Re: flying chariot delusions

PostPosted: Thu Jul 06, 2017 4:02 pm
by manfred
....put their forehead to the ground as the utmost sign of humility to God.


Humility is not bumping your head on the floor repeatedly and then show off the mark to others to demonstrate how good a Muslim you are. In fact humility is something most Muslims simply fail to comprehend. It is about truly understanding your own nature. It is not about making yourself small with gestures, it is about understanding who you are.

The words Muslims recite in each position are highly meaningful and appropriate, but that is another issue neither you nor any one down in this place will have the spiritual receptivity to comprehend.


To you may have some meaning, how do I know.... To me they are an abomination, forgive my brutal honesty here... "don't make me become like those lesser creatures, the apes and pigs, the Jews and Christians".... that is part of every Muslim "prayer", in very thinly veiled language. All very "humble"....

And here is something else ridiculous: A prayer is void unless you have performed the appropriate ablutions first, unless it says the right words in the right order, with the right movement of the body. If a woman or a donkey walks in front of you it becomes "Invalid", the same if you fart or what not... this is much worse than any Pharisee Jesus spoke to has ever been.

A prayer is not a communication, an attempt of meeting hearts or minds, or just a moment of focus and reflection. it is a a offer of hollow words in Islam, for which the Muslim expects a reward. Most Muslims do not even understand the words they "pray". You are in some ways not the "average" Muslim, and I do credit you you with quite a bit more understanding, which also means you are more responsible for your action than, for example, as an old lady from Java reciting what she has done for decades, without much thought about it or even without knowing what the words say.
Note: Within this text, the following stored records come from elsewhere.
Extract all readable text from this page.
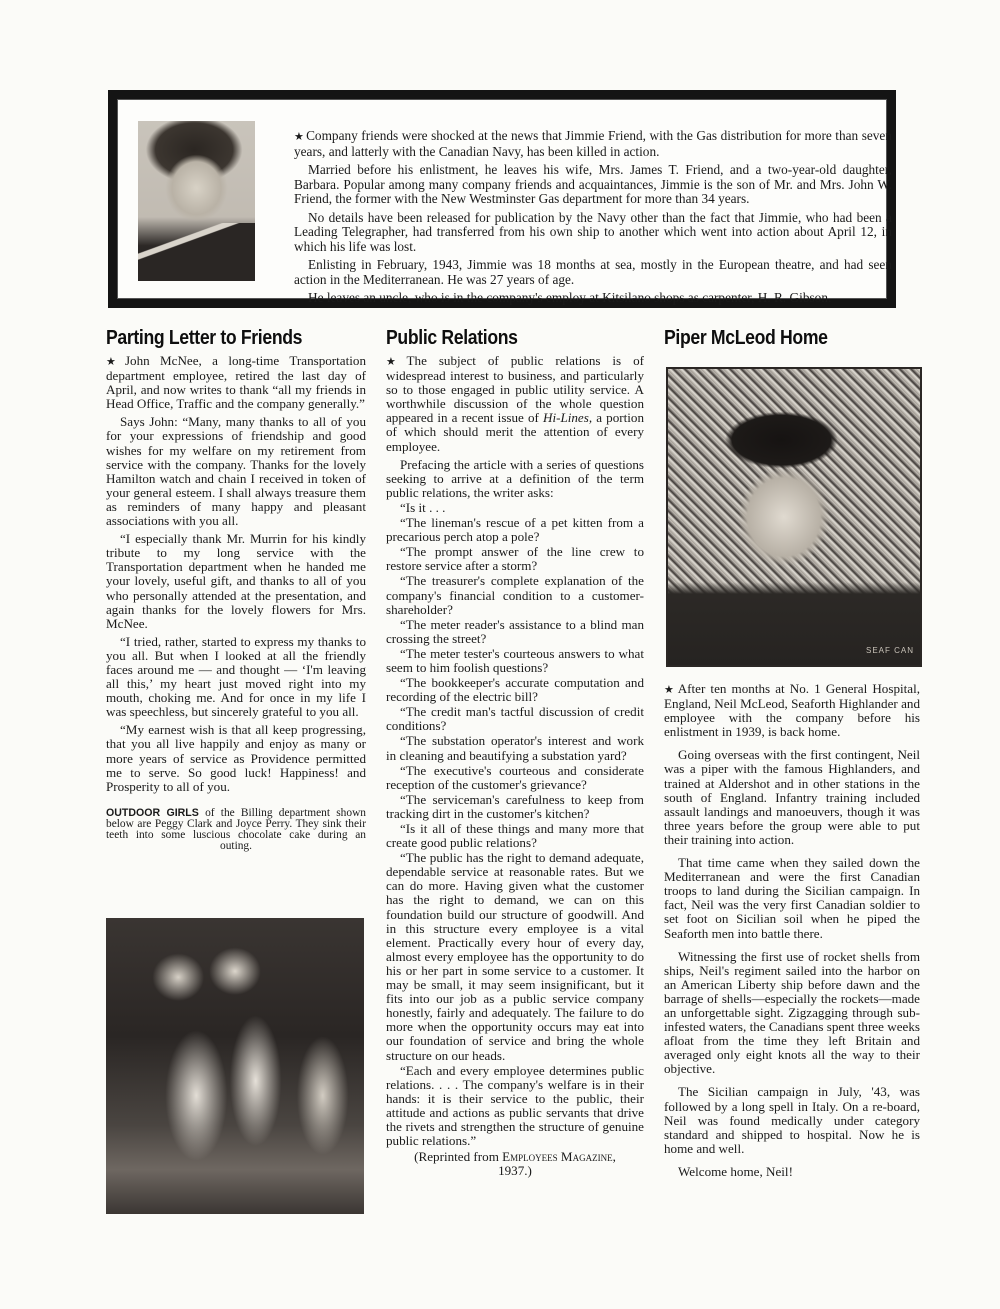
★ Company friends were shocked at the news that Jimmie Friend, with the Gas distribution for more than seven years, and latterly with the Canadian Navy, has been killed in action.

Married before his enlistment, he leaves his wife, Mrs. James T. Friend, and a two-year-old daughter, Barbara. Popular among many company friends and acquaintances, Jimmie is the son of Mr. and Mrs. John W. Friend, the former with the New Westminster Gas department for more than 34 years.

No details have been released for publication by the Navy other than the fact that Jimmie, who had been a Leading Telegrapher, had transferred from his own ship to another which went into action about April 12, in which his life was lost.

Enlisting in February, 1943, Jimmie was 18 months at sea, mostly in the European theatre, and had seen action in the Mediterranean. He was 27 years of age.

He leaves an uncle, who is in the company's employ at Kitsilano shops as carpenter, H. R. Gibson.

Parting Letter to Friends

★ John McNee, a long-time Transportation department employee, retired the last day of April, and now writes to thank “all my friends in Head Office, Traffic and the company generally.”

Says John: “Many, many thanks to all of you for your expressions of friendship and good wishes for my welfare on my retirement from service with the company. Thanks for the lovely Hamilton watch and chain I received in token of your general esteem. I shall always treasure them as reminders of many happy and pleasant associations with you all.

“I especially thank Mr. Murrin for his kindly tribute to my long service with the Transportation department when he handed me your lovely, useful gift, and thanks to all of you who personally attended at the presentation, and again thanks for the lovely flowers for Mrs. McNee.

“I tried, rather, started to express my thanks to you all. But when I looked at all the friendly faces around me — and thought — ‘I'm leaving all this,’ my heart just moved right into my mouth, choking me. And for once in my life I was speechless, but sincerely grateful to you all.

“My earnest wish is that all keep progressing, that you all live happily and enjoy as many or more years of service as Providence permitted me to serve. So good luck! Happiness! and Prosperity to all of you.

OUTDOOR GIRLS of the Billing department shown below are Peggy Clark and Joyce Perry. They sink their teeth into some luscious chocolate cake during an outing.
Public Relations

★ The subject of public relations is of widespread interest to business, and particularly so to those engaged in public utility service. A worthwhile discussion of the whole question appeared in a recent issue of Hi-Lines, a portion of which should merit the attention of every employee.

Prefacing the article with a series of questions seeking to arrive at a definition of the term public relations, the writer asks:

“Is it . . .

“The lineman's rescue of a pet kitten from a precarious perch atop a pole?

“The prompt answer of the line crew to restore service after a storm?

“The treasurer's complete explanation of the company's financial condition to a customer-shareholder?

“The meter reader's assistance to a blind man crossing the street?

“The meter tester's courteous answers to what seem to him foolish questions?

“The bookkeeper's accurate computation and recording of the electric bill?

“The credit man's tactful discussion of credit conditions?

“The substation operator's interest and work in cleaning and beautifying a substation yard?

“The executive's courteous and considerate reception of the customer's grievance?

“The serviceman's carefulness to keep from tracking dirt in the customer's kitchen?

“Is it all of these things and many more that create good public relations?

“The public has the right to demand adequate, dependable service at reasonable rates. But we can do more. Having given what the customer has the right to demand, we can on this foundation build our structure of goodwill. And in this structure every employee is a vital element. Practically every hour of every day, almost every employee has the opportunity to do his or her part in some service to a customer. It may be small, it may seem insignificant, but it fits into our job as a public service company honestly, fairly and adequately. The failure to do more when the opportunity occurs may eat into our foundation of service and bring the whole structure on our heads.

“Each and every employee determines public relations. . . . The company's welfare is in their hands: it is their service to the public, their attitude and actions as public servants that drive the rivets and strengthen the structure of genuine public relations.”

(Reprinted from Employees Magazine,
1937.)
Piper McLeod Home
SEAF CAN

★ After ten months at No. 1 General Hospital, England, Neil McLeod, Seaforth Highlander and employee with the company before his enlistment in 1939, is back home.

Going overseas with the first contingent, Neil was a piper with the famous Highlanders, and trained at Aldershot and in other stations in the south of England. Infantry training included assault landings and manoeuvers, though it was three years before the group were able to put their training into action.

That time came when they sailed down the Mediterranean and were the first Canadian troops to land during the Sicilian campaign. In fact, Neil was the very first Canadian soldier to set foot on Sicilian soil when he piped the Seaforth men into battle there.

Witnessing the first use of rocket shells from ships, Neil's regiment sailed into the harbor on an American Liberty ship before dawn and the barrage of shells—especially the rockets—made an unforgettable sight. Zigzagging through sub-infested waters, the Canadians spent three weeks afloat from the time they left Britain and averaged only eight knots all the way to their objective.

The Sicilian campaign in July, '43, was followed by a long spell in Italy. On a re-board, Neil was found medically under category standard and shipped to hospital. Now he is home and well.

Welcome home, Neil!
If a Muslim rapes and murders a child, he can still collect his reward for prayer, as long as he has a big wash first, because not the murder, but the ejaculation makes him unfit for prayer.

What was that again you said about a ritualistic and mechanical approach to religion being wrong?

You may well know what kind of advice Jesus left about prayer .... can Islamic prayer be further removed from that? And yet Jesus is a "prophet" to you. It seems the only "prophet" that matters to you is Mohammed.